The two modalities $\square$ and $\diamond$ cannot be used to distinguish between past and future. For this we need a multi-modal logic with the following $\square$ -operators

• $[F]A$ : $A$ holds always in the future
• $[P]A$ : $A$ holds always in the past
• $[A]A$ : $A$ holds always

and the corresponding $\diamond$ -operators:

• $\langle F\rangle A$ : $A$ holds somewhere in the future
• $\langle P\rangle A$ : $A$ holds somewhere in the past
• $\langle A\rangle A$ : $A$ holds somewhere

The semantics is then given as before, by giving constraints for the three reachability relations or by giving appropriate axioms, e.g.

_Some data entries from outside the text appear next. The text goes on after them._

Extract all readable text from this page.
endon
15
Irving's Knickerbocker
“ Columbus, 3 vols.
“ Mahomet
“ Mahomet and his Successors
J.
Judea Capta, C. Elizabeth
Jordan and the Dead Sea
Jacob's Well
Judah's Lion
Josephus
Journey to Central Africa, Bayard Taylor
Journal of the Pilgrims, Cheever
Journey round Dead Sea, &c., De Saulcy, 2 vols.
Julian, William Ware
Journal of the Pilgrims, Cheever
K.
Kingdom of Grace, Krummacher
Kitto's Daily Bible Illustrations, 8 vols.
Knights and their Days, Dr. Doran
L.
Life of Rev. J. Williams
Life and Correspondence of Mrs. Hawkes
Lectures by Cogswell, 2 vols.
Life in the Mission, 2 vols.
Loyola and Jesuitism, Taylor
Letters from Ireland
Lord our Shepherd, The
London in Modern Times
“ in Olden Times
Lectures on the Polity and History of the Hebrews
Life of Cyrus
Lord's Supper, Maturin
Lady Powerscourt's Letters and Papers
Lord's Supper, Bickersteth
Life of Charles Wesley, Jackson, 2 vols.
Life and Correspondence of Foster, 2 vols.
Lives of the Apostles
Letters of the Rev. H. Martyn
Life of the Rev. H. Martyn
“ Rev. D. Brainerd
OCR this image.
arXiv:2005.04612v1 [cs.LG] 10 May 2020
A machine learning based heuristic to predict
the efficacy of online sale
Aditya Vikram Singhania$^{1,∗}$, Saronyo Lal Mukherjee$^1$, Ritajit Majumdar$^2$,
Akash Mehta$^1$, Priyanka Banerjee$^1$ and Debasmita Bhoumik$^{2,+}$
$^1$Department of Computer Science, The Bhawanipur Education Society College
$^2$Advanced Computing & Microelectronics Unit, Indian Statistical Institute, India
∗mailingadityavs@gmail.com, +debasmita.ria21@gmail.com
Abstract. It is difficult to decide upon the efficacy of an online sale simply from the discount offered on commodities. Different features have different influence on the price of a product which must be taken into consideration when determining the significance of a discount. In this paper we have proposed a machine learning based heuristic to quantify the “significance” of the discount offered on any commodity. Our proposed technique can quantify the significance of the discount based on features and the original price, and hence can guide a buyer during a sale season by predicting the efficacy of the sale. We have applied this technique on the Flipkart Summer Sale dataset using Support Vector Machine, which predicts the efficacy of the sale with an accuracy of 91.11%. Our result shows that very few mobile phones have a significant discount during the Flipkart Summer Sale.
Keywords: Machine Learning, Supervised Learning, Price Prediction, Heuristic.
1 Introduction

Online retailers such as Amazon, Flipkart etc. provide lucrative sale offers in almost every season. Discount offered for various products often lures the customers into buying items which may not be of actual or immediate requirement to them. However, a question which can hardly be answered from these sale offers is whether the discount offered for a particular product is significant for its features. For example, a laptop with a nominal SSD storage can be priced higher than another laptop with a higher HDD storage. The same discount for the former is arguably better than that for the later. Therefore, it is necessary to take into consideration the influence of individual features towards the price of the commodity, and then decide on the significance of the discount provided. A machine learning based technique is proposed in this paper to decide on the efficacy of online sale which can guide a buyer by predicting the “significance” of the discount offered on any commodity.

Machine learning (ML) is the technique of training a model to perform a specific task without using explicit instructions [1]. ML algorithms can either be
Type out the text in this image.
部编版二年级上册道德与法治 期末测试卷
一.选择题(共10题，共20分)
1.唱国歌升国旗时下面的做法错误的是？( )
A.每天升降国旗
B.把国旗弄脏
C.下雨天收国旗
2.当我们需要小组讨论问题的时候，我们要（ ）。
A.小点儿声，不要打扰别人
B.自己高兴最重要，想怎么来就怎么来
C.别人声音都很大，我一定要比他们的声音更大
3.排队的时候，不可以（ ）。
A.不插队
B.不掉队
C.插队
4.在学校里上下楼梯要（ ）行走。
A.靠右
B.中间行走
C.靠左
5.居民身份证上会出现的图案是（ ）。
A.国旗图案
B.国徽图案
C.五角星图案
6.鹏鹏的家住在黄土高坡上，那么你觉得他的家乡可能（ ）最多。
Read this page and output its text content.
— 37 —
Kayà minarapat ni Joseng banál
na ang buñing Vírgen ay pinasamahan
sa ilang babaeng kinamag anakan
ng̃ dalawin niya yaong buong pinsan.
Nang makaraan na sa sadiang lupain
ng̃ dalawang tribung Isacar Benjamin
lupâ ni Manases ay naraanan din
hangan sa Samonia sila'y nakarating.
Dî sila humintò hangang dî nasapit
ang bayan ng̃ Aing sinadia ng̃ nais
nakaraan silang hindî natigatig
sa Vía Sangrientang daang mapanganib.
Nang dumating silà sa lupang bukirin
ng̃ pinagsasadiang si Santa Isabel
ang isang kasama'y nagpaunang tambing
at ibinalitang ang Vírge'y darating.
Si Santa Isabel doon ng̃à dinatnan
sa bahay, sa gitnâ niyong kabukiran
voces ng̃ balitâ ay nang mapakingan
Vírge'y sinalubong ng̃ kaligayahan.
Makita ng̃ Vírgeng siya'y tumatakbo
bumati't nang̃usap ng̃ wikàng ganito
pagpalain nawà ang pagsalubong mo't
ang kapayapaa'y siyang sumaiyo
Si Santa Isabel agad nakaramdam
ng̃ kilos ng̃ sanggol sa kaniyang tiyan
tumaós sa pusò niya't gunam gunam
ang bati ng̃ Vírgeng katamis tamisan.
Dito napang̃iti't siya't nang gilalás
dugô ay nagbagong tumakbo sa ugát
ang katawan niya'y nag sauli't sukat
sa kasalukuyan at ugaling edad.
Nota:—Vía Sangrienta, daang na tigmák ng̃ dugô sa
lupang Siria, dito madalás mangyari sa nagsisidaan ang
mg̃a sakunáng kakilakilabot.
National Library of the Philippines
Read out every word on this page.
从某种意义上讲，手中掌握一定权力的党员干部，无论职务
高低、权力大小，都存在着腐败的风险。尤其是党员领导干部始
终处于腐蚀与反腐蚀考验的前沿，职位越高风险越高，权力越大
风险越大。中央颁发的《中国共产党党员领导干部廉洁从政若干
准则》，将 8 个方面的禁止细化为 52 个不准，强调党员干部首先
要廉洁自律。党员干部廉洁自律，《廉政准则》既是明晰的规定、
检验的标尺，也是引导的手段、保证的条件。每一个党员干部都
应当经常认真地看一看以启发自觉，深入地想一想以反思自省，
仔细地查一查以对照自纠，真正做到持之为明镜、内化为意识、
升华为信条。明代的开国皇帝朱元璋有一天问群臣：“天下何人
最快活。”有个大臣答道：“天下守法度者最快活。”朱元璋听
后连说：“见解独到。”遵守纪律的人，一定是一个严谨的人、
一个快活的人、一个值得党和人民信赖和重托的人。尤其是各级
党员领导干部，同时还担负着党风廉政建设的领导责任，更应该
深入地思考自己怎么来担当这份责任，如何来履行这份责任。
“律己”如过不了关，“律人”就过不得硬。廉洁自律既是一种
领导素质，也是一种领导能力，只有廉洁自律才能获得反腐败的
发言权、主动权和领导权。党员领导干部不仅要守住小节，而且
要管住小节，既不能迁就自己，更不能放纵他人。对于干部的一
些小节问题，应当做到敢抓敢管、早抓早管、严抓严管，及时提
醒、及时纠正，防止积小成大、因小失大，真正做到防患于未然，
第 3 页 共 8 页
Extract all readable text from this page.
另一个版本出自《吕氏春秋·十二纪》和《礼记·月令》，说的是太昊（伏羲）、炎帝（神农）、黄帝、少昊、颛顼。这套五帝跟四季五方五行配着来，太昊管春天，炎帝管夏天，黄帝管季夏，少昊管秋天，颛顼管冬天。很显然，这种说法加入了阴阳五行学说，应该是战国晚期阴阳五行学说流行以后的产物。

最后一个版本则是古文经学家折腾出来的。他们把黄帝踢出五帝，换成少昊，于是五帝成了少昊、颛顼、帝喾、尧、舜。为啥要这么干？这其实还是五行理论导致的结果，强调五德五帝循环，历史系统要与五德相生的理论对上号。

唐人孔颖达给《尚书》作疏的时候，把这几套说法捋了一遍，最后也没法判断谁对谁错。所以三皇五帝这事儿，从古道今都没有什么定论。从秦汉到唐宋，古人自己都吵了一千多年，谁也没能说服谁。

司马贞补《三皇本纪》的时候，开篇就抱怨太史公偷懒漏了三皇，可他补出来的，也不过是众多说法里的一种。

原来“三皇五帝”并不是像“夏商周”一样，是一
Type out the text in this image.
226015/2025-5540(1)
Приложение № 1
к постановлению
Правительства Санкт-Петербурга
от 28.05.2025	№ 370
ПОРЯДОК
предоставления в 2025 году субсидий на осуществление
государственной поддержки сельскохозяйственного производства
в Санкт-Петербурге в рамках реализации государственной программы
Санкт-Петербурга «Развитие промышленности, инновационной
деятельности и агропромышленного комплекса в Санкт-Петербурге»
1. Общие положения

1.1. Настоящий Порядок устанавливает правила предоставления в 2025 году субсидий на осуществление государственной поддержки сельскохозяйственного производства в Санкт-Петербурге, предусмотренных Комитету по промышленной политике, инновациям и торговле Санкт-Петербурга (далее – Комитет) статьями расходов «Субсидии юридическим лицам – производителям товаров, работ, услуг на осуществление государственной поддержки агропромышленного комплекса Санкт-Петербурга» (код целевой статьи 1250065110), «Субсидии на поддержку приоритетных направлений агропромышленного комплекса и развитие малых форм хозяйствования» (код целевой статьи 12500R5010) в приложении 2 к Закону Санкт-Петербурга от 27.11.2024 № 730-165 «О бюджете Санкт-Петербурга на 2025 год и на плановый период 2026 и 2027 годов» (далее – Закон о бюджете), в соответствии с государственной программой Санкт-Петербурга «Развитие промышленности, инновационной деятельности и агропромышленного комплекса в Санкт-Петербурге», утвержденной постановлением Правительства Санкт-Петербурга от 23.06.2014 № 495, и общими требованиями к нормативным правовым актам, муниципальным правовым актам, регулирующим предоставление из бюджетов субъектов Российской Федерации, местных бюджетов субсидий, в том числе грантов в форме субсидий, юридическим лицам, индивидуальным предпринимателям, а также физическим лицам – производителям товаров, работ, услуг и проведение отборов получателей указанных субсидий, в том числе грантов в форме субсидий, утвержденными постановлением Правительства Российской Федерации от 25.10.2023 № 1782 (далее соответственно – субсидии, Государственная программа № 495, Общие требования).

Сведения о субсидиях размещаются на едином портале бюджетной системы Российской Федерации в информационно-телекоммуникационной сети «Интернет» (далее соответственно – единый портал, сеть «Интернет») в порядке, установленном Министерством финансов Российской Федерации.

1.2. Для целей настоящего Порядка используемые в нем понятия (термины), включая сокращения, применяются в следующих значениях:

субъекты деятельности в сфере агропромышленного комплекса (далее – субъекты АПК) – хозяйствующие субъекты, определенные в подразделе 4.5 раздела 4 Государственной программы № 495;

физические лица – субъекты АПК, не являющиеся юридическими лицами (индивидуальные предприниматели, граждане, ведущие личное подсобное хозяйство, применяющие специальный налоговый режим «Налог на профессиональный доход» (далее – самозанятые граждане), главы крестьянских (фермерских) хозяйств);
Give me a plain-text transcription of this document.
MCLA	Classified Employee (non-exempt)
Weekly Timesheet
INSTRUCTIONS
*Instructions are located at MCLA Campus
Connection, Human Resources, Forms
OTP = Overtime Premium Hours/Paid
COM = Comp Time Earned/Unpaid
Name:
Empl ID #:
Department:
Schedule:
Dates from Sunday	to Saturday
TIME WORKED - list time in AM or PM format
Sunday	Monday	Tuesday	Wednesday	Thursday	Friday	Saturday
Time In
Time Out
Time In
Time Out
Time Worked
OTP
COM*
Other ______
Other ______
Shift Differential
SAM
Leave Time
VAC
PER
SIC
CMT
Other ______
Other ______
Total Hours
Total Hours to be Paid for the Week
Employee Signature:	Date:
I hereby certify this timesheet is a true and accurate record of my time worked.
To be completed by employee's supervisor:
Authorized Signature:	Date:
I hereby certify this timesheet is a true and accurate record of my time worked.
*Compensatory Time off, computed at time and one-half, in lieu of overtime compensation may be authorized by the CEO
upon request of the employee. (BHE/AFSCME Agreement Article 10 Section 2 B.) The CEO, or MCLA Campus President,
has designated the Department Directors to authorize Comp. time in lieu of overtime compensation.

• $[F]A\to [F][F]A$ : Transitivity; an analog axiom holds for the two other $\square$ -operators.
• $A\to [F]\langle P\rangle A$ : if we go from a time point $t$ in the future $t'$ , we can go back in the past to the time point where $A$ was true.
• $[A]A\leftrightarrow [F]A\land [P]A$ : connection of past with future.

In addition there are many other aspects of temporal logics. E.g. one can distinguish between left- and rightlinear structures or between dense and discrete time structures.